An over-55 community association that is also an independent special taxing district created by the Florida Legislature does not have the authority to enact (or enforce) rules and regulations promulgated by the association’s board of trustees governing the use of its facilities if the district’s enabling legislation does not provide the power to enact such rules.

Shands v. City of Marathon, Case No. 3D17-1859 (Fla. 3d DCA 2018).

In an as-applied inverse condemnation case, the awarding of Rate Of Growth Ordinance

(R.O.G.O.) points may be enough of a benefit to avoid a finding that zoning and environmental regulations deprived the property owner of all or substantially all economic use of their property.

KIS Group, LLC v. Moquin, Case No. 4D18-1435 (Fla. 4th DCA 2018).

A trial court’s denial of defendant’s motion for summary judgment on a fraud claim is not the functional equivalent of a determination that a sufficient factual basis exists under Florida Statute section 768.72 for plaintiff to claim of punitive damages.

Henry Schein, Inc. v. Archer & White Sales, Inc., Case No. 17–1272 (2019).

A court may not override an arbitration provision when the parties’ contract delegates the arbitrability question to an arbitrator, even if the court thinks that the arbitrability claim is “wholly groundless.”

Mielke v. Deutsche Bank National Trust Company, Case No. 1D17-4265 (Fla. 1st DCA 2018).

Florida Statute section 673.3091(enforcement of lost note) is tied to a foreclosure action and does not create an independent cause of action triggering a separate statute of limitations on a mortgagee’s right to foreclose, regardless of whether the note holder knew or did not know the note was lost.

New Prime Inc. v. Oliveira, Case No. 17–340 (2019).

Certain transportation workers are exempt from the reach of the Federal Arbitration Act, and accordingly, arbitration cannot be compelled for those workers even when an arbitration agreement exists which contains a delegation provision.

Saccullo v. United States of America, Case No. 17-14546 (11th Cir. 2019).

The curative provisions of Florida Statute section 95.231 (certain defects in deeds, including not having sufficient witnesses, are cured after 5 years) apply and vest a technically incorrect deed in the grantee after the statutory period; United States v. Summerlin, 310 U.S. 414, 416 (1940)(statutes of limitation are not enforceable against a sovereign) is not applicable as the deed vested before the claim of the U.S. vested.

1385 Starkey, LLC v. Superior Fence & Rail of Pinellas County, Inc., Case No. 2D15-5579 (Fla. 2d DCA 2019).

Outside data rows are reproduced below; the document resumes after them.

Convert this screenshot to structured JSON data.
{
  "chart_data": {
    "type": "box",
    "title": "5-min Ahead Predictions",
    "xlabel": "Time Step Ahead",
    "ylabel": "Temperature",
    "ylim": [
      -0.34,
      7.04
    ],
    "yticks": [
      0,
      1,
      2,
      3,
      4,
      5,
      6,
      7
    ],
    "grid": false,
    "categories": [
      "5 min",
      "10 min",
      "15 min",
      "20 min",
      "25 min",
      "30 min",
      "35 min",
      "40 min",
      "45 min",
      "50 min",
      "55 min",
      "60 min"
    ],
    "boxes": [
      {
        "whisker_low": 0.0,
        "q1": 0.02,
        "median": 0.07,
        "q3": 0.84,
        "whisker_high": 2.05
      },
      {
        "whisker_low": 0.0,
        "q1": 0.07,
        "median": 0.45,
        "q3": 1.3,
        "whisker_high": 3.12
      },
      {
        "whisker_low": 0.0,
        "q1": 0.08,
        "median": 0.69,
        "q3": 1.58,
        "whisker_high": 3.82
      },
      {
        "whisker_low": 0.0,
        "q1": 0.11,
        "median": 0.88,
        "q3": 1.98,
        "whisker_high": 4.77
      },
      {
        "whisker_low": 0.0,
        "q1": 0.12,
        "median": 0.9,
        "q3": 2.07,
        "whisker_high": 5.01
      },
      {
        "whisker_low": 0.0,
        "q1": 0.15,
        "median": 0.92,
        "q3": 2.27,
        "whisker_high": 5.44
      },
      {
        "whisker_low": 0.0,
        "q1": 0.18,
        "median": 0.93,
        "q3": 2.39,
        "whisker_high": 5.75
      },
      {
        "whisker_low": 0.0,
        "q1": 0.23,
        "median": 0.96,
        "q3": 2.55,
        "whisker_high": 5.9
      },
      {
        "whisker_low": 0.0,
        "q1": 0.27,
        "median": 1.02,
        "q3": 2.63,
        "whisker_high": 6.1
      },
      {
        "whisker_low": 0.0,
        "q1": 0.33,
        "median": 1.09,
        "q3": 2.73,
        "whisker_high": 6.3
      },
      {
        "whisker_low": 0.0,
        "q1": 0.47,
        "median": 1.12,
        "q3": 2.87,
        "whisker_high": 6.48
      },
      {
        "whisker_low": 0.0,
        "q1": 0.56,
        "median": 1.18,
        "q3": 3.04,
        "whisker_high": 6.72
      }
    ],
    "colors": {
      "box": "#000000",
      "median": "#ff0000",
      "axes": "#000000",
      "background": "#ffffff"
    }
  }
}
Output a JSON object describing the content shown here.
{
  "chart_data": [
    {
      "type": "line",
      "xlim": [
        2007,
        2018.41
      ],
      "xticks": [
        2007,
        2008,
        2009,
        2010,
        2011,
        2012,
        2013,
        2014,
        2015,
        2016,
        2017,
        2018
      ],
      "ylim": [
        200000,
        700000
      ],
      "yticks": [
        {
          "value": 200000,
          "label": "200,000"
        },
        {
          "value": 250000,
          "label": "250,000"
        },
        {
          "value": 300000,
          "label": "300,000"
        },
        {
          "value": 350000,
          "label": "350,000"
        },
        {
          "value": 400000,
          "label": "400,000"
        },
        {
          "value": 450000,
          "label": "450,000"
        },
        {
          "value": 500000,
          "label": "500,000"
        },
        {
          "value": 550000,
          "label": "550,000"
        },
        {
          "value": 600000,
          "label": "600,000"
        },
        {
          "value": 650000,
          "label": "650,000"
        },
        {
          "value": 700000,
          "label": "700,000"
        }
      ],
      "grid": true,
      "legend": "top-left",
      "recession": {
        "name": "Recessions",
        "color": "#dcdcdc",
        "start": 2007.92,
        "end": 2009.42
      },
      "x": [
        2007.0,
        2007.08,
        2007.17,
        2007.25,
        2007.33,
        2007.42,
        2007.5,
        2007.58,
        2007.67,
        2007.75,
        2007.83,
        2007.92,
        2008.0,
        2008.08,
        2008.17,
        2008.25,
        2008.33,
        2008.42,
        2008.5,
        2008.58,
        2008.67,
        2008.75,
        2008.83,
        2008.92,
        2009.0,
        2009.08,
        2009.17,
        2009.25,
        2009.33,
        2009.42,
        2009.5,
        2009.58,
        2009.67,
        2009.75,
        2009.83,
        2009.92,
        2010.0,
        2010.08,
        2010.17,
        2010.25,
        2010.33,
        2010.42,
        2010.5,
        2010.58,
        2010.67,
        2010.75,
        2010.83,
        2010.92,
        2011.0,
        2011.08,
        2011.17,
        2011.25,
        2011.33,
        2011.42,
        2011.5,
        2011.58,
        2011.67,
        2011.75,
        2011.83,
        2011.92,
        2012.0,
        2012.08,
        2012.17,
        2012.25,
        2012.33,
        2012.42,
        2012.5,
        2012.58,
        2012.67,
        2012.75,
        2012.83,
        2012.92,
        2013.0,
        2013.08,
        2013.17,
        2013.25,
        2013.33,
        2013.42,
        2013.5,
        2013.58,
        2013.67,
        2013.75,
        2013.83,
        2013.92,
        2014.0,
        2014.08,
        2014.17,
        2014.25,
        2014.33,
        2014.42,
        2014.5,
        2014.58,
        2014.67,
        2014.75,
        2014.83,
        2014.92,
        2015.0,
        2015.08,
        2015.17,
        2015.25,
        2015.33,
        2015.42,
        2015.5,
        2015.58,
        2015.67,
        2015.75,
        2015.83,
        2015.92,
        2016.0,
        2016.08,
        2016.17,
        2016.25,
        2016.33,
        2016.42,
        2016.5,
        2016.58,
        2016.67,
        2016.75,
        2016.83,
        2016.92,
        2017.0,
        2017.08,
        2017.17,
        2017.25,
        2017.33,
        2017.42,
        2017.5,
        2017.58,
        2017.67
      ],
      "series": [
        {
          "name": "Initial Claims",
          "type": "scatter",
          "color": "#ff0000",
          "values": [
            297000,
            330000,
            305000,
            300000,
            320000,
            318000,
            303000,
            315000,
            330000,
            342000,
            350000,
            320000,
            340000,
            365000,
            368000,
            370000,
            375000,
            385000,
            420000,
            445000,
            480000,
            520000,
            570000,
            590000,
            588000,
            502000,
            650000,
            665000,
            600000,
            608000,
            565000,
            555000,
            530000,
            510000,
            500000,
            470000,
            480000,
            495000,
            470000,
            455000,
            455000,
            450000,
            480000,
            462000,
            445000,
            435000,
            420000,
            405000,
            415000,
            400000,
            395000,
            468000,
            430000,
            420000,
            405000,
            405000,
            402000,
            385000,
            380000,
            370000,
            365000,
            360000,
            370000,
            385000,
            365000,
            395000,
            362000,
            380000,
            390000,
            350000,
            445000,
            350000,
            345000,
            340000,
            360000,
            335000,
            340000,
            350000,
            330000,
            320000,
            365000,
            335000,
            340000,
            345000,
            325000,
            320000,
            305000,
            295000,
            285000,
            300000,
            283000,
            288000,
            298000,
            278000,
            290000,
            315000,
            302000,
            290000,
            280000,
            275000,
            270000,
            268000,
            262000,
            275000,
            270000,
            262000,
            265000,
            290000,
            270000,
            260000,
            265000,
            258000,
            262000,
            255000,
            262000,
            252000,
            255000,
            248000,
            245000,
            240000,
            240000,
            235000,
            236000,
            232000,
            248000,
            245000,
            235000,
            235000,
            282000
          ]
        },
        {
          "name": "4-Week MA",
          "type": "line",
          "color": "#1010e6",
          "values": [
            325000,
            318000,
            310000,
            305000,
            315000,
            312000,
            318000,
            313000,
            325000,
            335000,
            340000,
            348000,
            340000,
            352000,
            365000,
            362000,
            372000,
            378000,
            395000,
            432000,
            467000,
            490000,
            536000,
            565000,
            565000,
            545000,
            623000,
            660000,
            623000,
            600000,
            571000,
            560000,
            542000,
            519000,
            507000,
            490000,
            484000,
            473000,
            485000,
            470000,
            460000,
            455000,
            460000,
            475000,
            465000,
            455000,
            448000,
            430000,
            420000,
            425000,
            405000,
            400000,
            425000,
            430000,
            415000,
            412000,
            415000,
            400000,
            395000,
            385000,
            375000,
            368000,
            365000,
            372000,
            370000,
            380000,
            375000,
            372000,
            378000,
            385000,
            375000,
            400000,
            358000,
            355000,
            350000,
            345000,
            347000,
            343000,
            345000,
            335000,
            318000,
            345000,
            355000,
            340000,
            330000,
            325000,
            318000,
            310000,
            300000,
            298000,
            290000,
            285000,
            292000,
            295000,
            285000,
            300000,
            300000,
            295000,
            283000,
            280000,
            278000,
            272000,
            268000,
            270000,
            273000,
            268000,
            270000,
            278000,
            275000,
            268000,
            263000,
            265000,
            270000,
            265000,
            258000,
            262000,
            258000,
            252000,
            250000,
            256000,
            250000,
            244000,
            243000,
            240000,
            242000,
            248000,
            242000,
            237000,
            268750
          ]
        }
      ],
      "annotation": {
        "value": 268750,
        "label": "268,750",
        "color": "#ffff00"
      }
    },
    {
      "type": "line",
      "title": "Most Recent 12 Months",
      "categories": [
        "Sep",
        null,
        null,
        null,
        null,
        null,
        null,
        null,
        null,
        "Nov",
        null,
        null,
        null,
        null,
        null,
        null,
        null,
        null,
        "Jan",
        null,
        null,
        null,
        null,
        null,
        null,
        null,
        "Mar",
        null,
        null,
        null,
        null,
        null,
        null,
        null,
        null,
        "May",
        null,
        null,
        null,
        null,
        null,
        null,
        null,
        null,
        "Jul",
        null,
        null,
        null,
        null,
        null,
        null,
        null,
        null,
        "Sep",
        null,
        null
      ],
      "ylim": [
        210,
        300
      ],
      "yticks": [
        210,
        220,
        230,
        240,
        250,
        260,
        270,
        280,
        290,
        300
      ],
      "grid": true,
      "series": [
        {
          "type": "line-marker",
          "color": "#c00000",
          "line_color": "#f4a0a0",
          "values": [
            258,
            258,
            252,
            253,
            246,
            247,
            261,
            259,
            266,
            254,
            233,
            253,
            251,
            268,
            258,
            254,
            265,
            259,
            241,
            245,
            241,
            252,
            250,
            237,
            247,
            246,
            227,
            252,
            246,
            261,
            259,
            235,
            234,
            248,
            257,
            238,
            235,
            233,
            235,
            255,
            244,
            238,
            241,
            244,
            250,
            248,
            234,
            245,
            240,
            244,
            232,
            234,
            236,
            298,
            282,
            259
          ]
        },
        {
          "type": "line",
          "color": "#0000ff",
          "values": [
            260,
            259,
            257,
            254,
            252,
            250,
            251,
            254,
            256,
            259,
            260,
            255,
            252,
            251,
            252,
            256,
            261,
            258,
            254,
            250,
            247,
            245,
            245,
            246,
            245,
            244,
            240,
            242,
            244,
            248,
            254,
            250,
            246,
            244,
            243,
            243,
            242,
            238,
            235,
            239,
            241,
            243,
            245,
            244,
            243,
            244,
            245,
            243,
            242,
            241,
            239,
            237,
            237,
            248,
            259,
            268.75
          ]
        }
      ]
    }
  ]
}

A motion for continuance of trial to allow an insolvent company to reinstate should be granted; the court does not rule whether an insolvent corporation may proceed to trial under the province of the “winding up affairs” provision of Florida Statute section 605.0709.

Haggin v. Allstate Investments, Inc., Case No. 4D18-568 (Fla. 4th DCA 2019).

A guarantee of a lease that is not a continuing guarantee only applies to the original term of the lease, notwithstanding a provision of the guarantee that the parties “agree[d] that this guarantee shall remain for the renewal, modification, extension or waiver of this Lease.”

Florida Department of Health v. Tropiflora, LLC, Case No. 1D17-2796 (Fla. 1st DCA 2019).

Failure of a claimant to exhaust administrative remedies is not within the narrow class of reasons for which prohibition will issue.

Keystone Airpark Authority v. Pipeline Contractors, Inc., Case No. 1D17-2897 (Fla. 1st DCA 2019).

Consequential damages are not based on foreseeability but instead are based on the damaged party’s relationship with third parties.

Eastwood Shores Property Owners Association, Inc. v. Department Of Economic Opportunity, Case No. 2D17-3467 (Fla. 2d DCA 2019).

Although the issue has been resolved by the 2018 amendment to the Marketable Record Title Act (M.R.T.A.), condominium associations may be considered “homeowner’s associations” capable of employing the prior M.R.T.A. covenant revitalization provisions (Florida Statutes sections 720.403-.407).

Mercantil Bank, N.A. v. Pazmino, Case No. 4D18-1168 (Fla. 4th DCA 2019).

A party that fails to conduct a foreclosure sale on a prior foreclosure judgment is not entitled to “revive” the prior judgment by filing a new suit.